The participants in this group will be switched to IDegLira once daily injection therapy.

Intervention Type: DRUG

Premixed insulin

The participants in this group will be have optimized premixed insulin regimen.

Intervention Type: DRUG

Eligibility Criteria

Inclusion Criteria

• Diagnosed with type 2 diabetes for ≥3 months. Meets the diabetes diagnostic criteria established by the World Health Organization (WHO) in 1999.
• Age ≥18 years, regardless of gender.
• Body mass index ≥23.0 kg/m^2.
• HbA1c ≥7.5% and ≤11.0% at screening.
• Concurrently taking metformin, with a metformin dose ≥1500 mg/day or the maximum tolerated dose (not less than 1000 mg/day), and may be combined with oral sodium-glucose cotransporter-2 inhibitors, thiazolidinediones, or alpha-glucosidase inhibitors.

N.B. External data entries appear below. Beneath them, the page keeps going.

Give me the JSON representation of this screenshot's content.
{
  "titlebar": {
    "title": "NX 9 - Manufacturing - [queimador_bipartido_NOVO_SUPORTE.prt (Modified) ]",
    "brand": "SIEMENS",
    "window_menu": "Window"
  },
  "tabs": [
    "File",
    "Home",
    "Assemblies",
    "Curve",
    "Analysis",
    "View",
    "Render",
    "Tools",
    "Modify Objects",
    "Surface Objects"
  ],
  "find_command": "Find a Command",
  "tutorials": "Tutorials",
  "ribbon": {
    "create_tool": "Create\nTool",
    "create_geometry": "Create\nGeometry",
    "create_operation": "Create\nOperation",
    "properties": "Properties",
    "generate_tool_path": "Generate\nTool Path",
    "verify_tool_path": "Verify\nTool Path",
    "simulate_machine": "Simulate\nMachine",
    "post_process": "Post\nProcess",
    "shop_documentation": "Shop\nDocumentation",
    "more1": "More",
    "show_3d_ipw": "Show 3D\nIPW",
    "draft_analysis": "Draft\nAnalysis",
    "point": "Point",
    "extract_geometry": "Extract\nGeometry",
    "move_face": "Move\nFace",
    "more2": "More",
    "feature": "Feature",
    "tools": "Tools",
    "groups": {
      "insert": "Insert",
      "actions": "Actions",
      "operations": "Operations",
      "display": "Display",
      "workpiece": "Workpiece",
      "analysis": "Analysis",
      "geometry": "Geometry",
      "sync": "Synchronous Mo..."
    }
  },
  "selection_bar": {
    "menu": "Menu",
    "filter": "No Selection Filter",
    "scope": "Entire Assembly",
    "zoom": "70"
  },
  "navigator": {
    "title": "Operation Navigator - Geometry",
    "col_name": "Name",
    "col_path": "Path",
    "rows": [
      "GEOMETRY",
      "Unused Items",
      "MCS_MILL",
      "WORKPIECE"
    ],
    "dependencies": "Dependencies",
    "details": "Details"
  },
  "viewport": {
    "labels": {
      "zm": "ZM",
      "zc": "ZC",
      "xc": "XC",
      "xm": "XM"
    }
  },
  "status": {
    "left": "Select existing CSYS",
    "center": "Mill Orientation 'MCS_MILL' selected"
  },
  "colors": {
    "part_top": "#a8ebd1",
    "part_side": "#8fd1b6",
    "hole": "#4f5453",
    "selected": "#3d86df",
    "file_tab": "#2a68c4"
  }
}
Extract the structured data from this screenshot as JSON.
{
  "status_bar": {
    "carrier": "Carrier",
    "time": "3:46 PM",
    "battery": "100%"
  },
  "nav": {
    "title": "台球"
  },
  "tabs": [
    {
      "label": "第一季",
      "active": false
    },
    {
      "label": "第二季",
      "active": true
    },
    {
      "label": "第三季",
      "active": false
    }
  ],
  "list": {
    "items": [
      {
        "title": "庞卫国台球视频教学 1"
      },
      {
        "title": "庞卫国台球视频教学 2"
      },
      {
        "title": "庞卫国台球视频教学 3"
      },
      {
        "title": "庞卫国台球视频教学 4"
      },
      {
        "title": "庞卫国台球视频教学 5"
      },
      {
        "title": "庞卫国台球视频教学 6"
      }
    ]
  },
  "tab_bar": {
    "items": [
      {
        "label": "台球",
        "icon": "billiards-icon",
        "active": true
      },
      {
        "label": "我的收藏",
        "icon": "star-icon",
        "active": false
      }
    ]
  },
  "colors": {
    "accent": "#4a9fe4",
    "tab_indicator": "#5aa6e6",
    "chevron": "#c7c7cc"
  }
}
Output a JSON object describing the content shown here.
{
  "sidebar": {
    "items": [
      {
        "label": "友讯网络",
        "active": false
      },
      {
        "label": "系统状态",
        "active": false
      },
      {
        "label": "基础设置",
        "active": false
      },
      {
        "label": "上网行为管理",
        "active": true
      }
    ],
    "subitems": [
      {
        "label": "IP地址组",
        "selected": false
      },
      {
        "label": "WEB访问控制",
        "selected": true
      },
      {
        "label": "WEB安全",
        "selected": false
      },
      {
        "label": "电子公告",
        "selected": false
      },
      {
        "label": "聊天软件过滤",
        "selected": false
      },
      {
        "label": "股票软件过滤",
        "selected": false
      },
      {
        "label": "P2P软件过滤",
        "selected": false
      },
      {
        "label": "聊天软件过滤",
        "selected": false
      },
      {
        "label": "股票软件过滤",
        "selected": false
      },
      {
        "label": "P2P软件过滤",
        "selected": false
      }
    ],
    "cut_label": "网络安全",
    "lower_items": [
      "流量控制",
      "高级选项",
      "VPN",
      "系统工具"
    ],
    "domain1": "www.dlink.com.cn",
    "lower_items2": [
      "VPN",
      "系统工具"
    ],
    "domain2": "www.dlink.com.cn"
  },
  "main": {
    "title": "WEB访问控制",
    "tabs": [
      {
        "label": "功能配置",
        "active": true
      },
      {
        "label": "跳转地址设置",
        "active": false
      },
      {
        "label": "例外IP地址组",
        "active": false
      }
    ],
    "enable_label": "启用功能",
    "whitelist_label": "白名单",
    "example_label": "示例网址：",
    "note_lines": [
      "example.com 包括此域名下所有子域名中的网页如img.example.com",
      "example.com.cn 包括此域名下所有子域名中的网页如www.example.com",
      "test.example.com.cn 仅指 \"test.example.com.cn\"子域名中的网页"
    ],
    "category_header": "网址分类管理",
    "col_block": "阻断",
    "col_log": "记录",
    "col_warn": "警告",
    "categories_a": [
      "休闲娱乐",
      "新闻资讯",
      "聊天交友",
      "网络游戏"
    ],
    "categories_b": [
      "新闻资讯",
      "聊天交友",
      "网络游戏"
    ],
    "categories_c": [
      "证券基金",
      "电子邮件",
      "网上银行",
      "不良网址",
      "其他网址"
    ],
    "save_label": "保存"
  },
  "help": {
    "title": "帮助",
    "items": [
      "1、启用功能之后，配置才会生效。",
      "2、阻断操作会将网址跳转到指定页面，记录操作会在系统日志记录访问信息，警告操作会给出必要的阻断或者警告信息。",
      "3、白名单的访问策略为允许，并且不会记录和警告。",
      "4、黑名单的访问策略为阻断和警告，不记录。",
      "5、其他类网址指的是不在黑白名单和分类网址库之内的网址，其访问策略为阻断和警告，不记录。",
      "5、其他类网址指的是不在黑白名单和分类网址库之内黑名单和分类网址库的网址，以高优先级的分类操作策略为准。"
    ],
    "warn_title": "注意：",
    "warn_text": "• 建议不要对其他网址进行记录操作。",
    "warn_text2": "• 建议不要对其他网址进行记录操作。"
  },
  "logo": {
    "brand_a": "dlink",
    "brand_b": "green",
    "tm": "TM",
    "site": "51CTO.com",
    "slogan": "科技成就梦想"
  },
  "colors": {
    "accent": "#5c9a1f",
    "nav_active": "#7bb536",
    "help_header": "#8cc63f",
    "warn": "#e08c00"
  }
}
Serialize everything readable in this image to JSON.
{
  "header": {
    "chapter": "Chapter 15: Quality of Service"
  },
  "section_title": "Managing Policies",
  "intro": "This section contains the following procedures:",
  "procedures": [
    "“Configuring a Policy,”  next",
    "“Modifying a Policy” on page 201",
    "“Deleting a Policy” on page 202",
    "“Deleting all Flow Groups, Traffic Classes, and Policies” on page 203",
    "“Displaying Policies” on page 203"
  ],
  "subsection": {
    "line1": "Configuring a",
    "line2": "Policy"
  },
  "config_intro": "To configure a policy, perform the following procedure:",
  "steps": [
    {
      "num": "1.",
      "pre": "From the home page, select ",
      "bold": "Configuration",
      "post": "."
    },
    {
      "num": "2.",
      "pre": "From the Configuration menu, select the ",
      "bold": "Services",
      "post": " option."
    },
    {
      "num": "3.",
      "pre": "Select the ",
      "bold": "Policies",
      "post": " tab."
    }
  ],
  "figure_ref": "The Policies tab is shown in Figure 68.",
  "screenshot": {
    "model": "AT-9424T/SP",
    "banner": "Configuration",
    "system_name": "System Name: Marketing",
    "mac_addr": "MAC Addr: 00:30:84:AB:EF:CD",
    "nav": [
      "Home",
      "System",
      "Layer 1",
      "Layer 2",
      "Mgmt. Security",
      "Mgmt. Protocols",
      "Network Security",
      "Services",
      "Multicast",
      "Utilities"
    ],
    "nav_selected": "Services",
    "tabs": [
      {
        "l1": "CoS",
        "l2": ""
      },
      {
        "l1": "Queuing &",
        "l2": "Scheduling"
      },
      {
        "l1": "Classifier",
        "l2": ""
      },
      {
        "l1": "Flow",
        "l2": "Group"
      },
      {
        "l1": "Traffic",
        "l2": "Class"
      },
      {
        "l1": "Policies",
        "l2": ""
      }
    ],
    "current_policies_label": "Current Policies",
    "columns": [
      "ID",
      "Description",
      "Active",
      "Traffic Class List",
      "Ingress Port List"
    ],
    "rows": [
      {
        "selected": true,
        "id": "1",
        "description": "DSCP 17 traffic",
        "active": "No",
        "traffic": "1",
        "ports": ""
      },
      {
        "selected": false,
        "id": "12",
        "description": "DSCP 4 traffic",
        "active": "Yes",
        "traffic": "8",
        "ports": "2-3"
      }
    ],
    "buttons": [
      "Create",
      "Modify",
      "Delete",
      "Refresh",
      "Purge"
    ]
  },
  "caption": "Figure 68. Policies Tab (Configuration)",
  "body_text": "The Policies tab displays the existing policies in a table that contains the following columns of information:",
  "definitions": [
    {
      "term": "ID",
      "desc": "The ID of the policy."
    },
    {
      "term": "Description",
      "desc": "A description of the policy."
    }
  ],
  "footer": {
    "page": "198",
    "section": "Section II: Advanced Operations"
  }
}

Combination oral medications must be at a stable dose for ≥8 weeks and continued during the study period.
• For 8 weeks prior to screening, has been on a stable, regular regimen of premixed human insulin (including premixed insulin analogs) administered subcutaneously twice daily, with a total daily insulin dose of 15-50 units, in addition to diet and exercise control.
• Has signed the informed consent form.
• Willing and able to self-monitor blood glucose (SMBG) and record the diary card on time.
• Fully understands the study purpose and can communicate well with the investigator, and can understand and comply with all requirements of this study.

Exclusion Criteria

• Subjects who have previously tested positive for diabetes autoantibodies (including anti-glutamic acid decarboxylase antibodies, anti-islet cell antibodies, anti-insulin antibodies, anti-zinc transporter 8 antibodies, and anti-protein tyrosine phosphatase antibodies).
• Fasting C-peptide level ≤0.6 ng/mL.
• Used a glucagon-like peptide-1 (GLP-1) receptor agonist within the 3 months prior to screening.
• Concomitant use of sulfonylureas, glinides, and dipeptidyl peptidase-4 inhibitors within the 3 months prior to screening.
• History of medullary thyroid carcinoma, multiple endocrine neoplasia type 2, or a family history of these conditions.
• History of acute/chronic pancreatitis.
• Experienced a serious gastrointestinal disease (such as active ulcer) or underwent gastrointestinal surgery (except appendectomy or cholecystectomy) or had clinically significant gastric emptying abnormalities (such as pyloric obstruction, gastroparesis) or long-term use of medications that directly affect gastrointestinal motility, or deemed unsuitable for the study by the investigator within the 3 months prior to screening.
• Concurrent severe diseases, including but not limited to severe cardiovascular, cerebrovascular, hepatic, or renal diseases, or severe diabetes-related complications, and deemed unsuitable for the study by the investigator.
• Pregnant or breastfeeding female subjects, or subjects (including male subjects' female partners) with plans for pregnancy or sperm/egg donation within 3 months after the last dose, or unwilling to use at least one effective contraceptive method or device.
• Unwilling to wear an invasive monitoring device.
• Clear reasons that prevent the use of continuous glucose monitoring (CGM), such as severe allergy or skin conditions, and deemed unsuitable for the study by the investigator.
• Subjects with skin lesions, scarring, redness, infection, or edema at the sensor application site that may affect the accuracy of sensor placement or interstitial glucose measurement.
• Received long-term (continuous or cumulative ≥7 days) treatment with systemic corticosteroids or growth hormone that may affect blood glucose within 1 month prior to screening.
• History of malignancy within the past 3 years, excluding basal cell carcinoma, squamous cell carcinoma, and any in situ cancers.
• Participated in another drug or medical device clinical trial (except for registry studies) within the 3 months prior to screening.
• Presence of severe psychiatric disorders or language barriers, unwilling or unable to fully understand and cooperate.
• Experienced diabetic ketoacidosis (DKA), hyperosmolar hyperglycemic state (HHS), or lactic acidosis (LAD) within the 3 months prior to screening.
• Fasting triglycerides >5.65 mmol/L (can be retested within one week) at screening.
• History of alcohol or drug abuse (more than 14 units of alcohol per week [1 unit = 360 mL of 5% beer, or 45 mL of 40% spirits, or 150 mL of 12% wine]).
• Known or suspected allergy to GLP-1 class drugs or excipients.
• Any other reason deemed by the investigator to make the subject unsuitable for participation in the study.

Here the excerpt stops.